La perte de l'audition rend l'isolement inévitable. Souvent, cet isolement peut être difficile à vivre et peut entraîner une dépression chez la personne. Le fait de rejoindre une association est un grand pas en avant dans l'acceptation de ce qui leur est arrivé. L'une des personnes nous a confié avoir longtemps hésité avant de rejoindre l'ARDDS38 car elle n'acceptait pas d'être devenue malentendante. Cependant, l'association ne ressemblait en rien à ce qu'elle avait pu s'imaginer. La rejoindre, c'était accepter de vivre avec sa surdité car pour accepter son handicap il faut rencontrer des personnes vivant une situation similaire. C'est en cela que l'association leur a beaucoup apporté.

Le rôle de l'ARDDS38 : accessibilité et sensibilisation

En plus de permettre de faire face à son handicap, l'association joue un grand rôle dans l'accès aux informations et aux soins. Nous avons compris que le principal danger chez une personne devenue sourde, c'est la non-connaissance de ce qui la touche. C'est pourquoi l'association permet d'obtenir des informations sur les différents types d'implants et d'appareils, et de discuter avec des personnes qui ont pris la décision de les porter.

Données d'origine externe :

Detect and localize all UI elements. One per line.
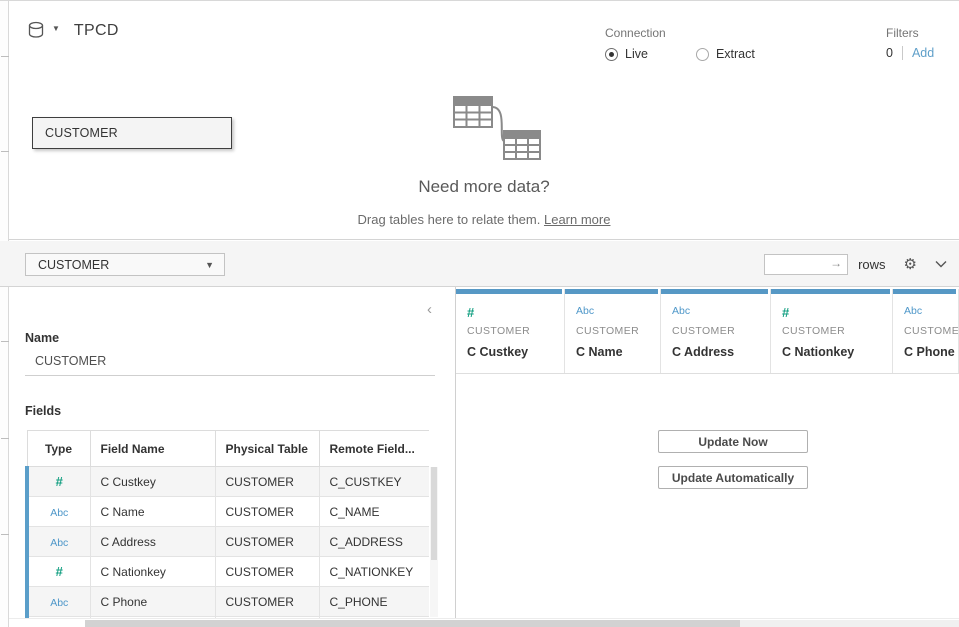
col-header-type[interactable]: Type <box>27 431 90 467</box>
field-row-c-name[interactable]: Abc C Name CUSTOMER C_NAME <box>27 497 429 527</box>
chevron-down-icon[interactable] <box>935 260 947 268</box>
grid-col-c-address[interactable]: Abc CUSTOMER C Address <box>661 289 771 373</box>
fields-table: Type Field Name Physical Table Remote Fi… <box>25 430 429 621</box>
grid-toolbar: CUSTOMER ▼ → rows ⚙ <box>0 241 959 287</box>
canvas-table-node-customer[interactable]: CUSTOMER <box>32 117 232 149</box>
rail-tick <box>1 151 9 152</box>
grid-col-c-phone[interactable]: Abc CUSTOMER C Phone <box>893 289 959 373</box>
filters-label: Filters <box>886 26 934 40</box>
fields-header-row: Type Field Name Physical Table Remote Fi… <box>27 431 429 467</box>
col-header-field-name[interactable]: Field Name <box>90 431 215 467</box>
column-accent-bar <box>565 289 658 294</box>
number-type-icon: # <box>467 305 474 320</box>
update-automatically-button[interactable]: Update Automatically <box>658 466 808 489</box>
relate-tables-illustration-icon <box>438 91 548 163</box>
column-accent-bar <box>771 289 890 294</box>
string-type-icon[interactable]: Abc <box>50 597 68 609</box>
scrollbar-thumb[interactable] <box>431 467 437 560</box>
connection-label: Connection <box>605 26 803 40</box>
number-type-icon[interactable]: # <box>56 564 63 579</box>
update-now-button[interactable]: Update Now <box>658 430 808 453</box>
collapse-panel-chevron-icon[interactable]: ‹ <box>427 301 432 318</box>
field-row-c-custkey[interactable]: # C Custkey CUSTOMER C_CUSTKEY <box>27 467 429 497</box>
filters-add-link[interactable]: Add <box>912 46 934 60</box>
column-accent-bar <box>456 289 562 294</box>
string-type-icon[interactable]: Abc <box>50 537 68 549</box>
number-type-icon: # <box>782 305 789 320</box>
grid-col-c-custkey[interactable]: # CUSTOMER C Custkey <box>456 289 565 373</box>
empty-state-title: Need more data? <box>9 177 959 197</box>
field-row-c-nationkey[interactable]: # C Nationkey CUSTOMER C_NATIONKEY <box>27 557 429 587</box>
rail-tick <box>1 341 9 342</box>
column-accent-bar <box>893 289 956 294</box>
string-type-icon: Abc <box>672 305 690 317</box>
table-name-input[interactable]: CUSTOMER <box>25 347 435 376</box>
string-type-icon[interactable]: Abc <box>50 507 68 519</box>
col-header-remote-field[interactable]: Remote Field... <box>319 431 429 467</box>
datasource-title: TPCD <box>74 22 119 40</box>
name-label: Name <box>25 331 59 345</box>
dropdown-caret-icon: ▼ <box>205 260 224 270</box>
col-header-physical-table[interactable]: Physical Table <box>215 431 319 467</box>
lower-split-area: ‹ Name CUSTOMER Fields Type Field Name P… <box>0 287 959 627</box>
data-grid-header: # CUSTOMER C Custkey Abc CUSTOMER C Name… <box>456 289 959 374</box>
connection-options: Live Extract <box>605 47 803 61</box>
datasource-canvas-area: ▼ TPCD Connection Live Extract Filters 0 <box>9 1 959 240</box>
tableau-datasource-page: ▼ TPCD Connection Live Extract Filters 0 <box>0 0 959 626</box>
grid-settings-gear-icon[interactable]: ⚙ <box>904 257 917 272</box>
rows-label: rows <box>858 257 885 272</box>
fields-label: Fields <box>25 404 61 418</box>
table-selector-dropdown[interactable]: CUSTOMER ▼ <box>25 253 225 276</box>
column-accent-bar <box>661 289 768 294</box>
fields-table-scrollbar[interactable] <box>430 467 438 617</box>
radio-extract[interactable]: Extract <box>696 47 755 61</box>
number-type-icon[interactable]: # <box>56 474 63 489</box>
database-menu-caret-icon[interactable]: ▼ <box>52 24 60 33</box>
radio-extract-circle-icon[interactable] <box>696 48 709 61</box>
database-icon[interactable] <box>28 21 46 41</box>
left-pane-collapsed-rail[interactable] <box>0 1 9 627</box>
learn-more-link[interactable]: Learn more <box>544 212 610 227</box>
field-row-c-phone[interactable]: Abc C Phone CUSTOMER C_PHONE <box>27 587 429 617</box>
grid-col-c-nationkey[interactable]: # CUSTOMER C Nationkey <box>771 289 893 373</box>
apply-rows-arrow-icon[interactable]: → <box>830 256 842 270</box>
filters-count: 0 <box>886 46 893 60</box>
empty-state-hint: Drag tables here to relate them. Learn m… <box>9 212 959 227</box>
string-type-icon: Abc <box>576 305 594 317</box>
datasource-title-row: ▼ TPCD <box>28 21 119 41</box>
rail-tick <box>1 56 9 57</box>
grid-col-c-name[interactable]: Abc CUSTOMER C Name <box>565 289 661 373</box>
rail-tick <box>1 438 9 439</box>
radio-live-circle-icon[interactable] <box>605 48 618 61</box>
filters-divider <box>902 46 903 60</box>
radio-live[interactable]: Live <box>605 47 648 61</box>
connection-block: Connection Live Extract <box>605 26 803 61</box>
field-row-c-address[interactable]: Abc C Address CUSTOMER C_ADDRESS <box>27 527 429 557</box>
string-type-icon: Abc <box>904 305 922 317</box>
filters-block: Filters 0 Add <box>886 26 934 60</box>
rail-tick <box>1 534 9 535</box>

Elle aiguille ses membres vers des organismes spécialisés et leur permet même d'apprendre la lecture labiale.
De plus, l'association organise des journées de sensibilisation chez les jeunes. Les membres de l'association nous ont clairement expliqué que les générations futures feraient la fortune des audioprothésistes. C'est pourquoi nous, étudiantes spécialisées dans ce domaine, portons également la responsabilité de sensibiliser les jeunes à la nocivité de la musique trop forte dans les écouteurs, des boîtes de nuits à forts décibels et des concerts à répétition.

Lucie témoigne

« Cette rencontre fut pour moi très enrichissante. Même si j’ai redouté que nos questions puissent être blessantes, la générosité de nos interlocuteurs m’a tout de suite mise à l’aise. Nous avons pu leur poser tout un tas de questions sur les appareils et le fonctionnement de ceux-ci. Mais surtout nous avons pu connaître leurs différents chemins de vie. Chacune d’entre nous a été avertie, il FAUT prendre soin de nos oreilles ! Maintenant que j’ai pris conscience de la dureté d’une vie sans son, que ce soit au niveau social et médical, et également de la difficulté d‘adaptation à un appareil et du peu de moyens mis en place en France pour les personnes sourdes, je serai plus vigilante à l’avenir. Je souhaite aussi veiller, dans le futur, à ce que les six millions de sourds ou malentendants en France puissent avoir une vie plus aisée. Je remercie chaleureusement les membres de l’ARDDS pour l’amabilité et la prévenance dont ils ont fait preuve. Ce fut pour nous un très beau moment de partage.»